All this article does is prove that a Harvard MBA isn’t worth the paper it’s printed on.
“Though Mihalic had budgeted $850 a month for entertainment, he was commonly spending $1,300 monthly.”
Well, there ya go. Mr. Hah=vad MBA here did not have the discipline nor concept of an expense.
It seems it just taught him to spend like a big shot before he actually was a big shot. It went against everything he had learned in life before he got to that school.
I knew people like this in Law School.
God bless this guy, that he was able to get back to reality. And it really is a blessing that he knew what reality looked like, because he came from a functional, modest, church-going family. I wonder how many people at Harvard Business School have that advantage.
-—All this article does is prove that a Harvard MBA isnt worth the paper its printed on——
Extend that to 90% of college degrees. How many people really need a college degree to do their job?
I’m all for education, but schooling and learning are hardly synonymous, and are often antithetical.
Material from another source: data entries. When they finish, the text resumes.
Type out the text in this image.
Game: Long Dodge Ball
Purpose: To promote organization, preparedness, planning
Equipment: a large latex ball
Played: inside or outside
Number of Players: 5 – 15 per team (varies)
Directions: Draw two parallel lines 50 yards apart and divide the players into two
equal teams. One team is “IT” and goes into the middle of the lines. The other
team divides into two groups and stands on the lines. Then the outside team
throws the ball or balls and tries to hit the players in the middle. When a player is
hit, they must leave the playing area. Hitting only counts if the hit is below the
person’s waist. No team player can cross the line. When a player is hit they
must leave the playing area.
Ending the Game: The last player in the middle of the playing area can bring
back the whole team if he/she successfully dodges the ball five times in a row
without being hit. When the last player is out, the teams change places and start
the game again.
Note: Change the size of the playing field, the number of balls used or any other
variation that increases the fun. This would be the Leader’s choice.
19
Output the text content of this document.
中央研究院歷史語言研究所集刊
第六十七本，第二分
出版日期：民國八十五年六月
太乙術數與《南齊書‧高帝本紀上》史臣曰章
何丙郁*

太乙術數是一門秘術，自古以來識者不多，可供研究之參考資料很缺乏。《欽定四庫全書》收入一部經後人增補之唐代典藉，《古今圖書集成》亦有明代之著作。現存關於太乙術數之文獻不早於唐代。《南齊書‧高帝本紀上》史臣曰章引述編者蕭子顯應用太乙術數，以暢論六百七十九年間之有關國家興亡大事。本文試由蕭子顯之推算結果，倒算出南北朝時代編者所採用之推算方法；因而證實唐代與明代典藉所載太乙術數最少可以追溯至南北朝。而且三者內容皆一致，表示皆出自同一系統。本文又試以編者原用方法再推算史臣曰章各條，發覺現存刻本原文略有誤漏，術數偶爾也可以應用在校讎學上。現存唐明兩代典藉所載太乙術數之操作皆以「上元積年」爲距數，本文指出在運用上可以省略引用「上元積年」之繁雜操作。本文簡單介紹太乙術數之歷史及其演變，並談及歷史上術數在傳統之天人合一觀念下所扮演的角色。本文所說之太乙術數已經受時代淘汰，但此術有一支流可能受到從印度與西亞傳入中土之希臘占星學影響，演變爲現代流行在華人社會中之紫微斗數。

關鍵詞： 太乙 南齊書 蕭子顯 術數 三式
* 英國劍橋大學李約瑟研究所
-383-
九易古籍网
Granted, many jobs require a piece of paper, but in comparison to the return on a college degree, it’s worth exerting much time and energy to land a low-level, entry-level job, just to break into a career field, or to start a small business.
I hope that we can someday thank Obama for destroying the college mystique, and saving generations from propagandization.
Overall what he did was great, but that was dumb and shows he never learned the value of compounded earnings over a long term. At age 28 he has about 37 more earning years before he will need to start using either an IRA or a 401(k) for retirement income. He had a total of $25,000 that was either already invested in an IRA or could be invested in a Roth IRA. Assuming that $25,000 would double every eight years with proper management, it would have doubled 4.62 times by the time he reached age 65. IOW that $25,000 would have become about $1,296,000 if he'd just left it alone.
It's really a shock that Harvard doesn't teach its MBA candidates the value of long term compounded earnings and the vital importance of saving while young to take advantage of that compounding. Any one of them who intends to become a financial advisor had better learn that lesson damn quick.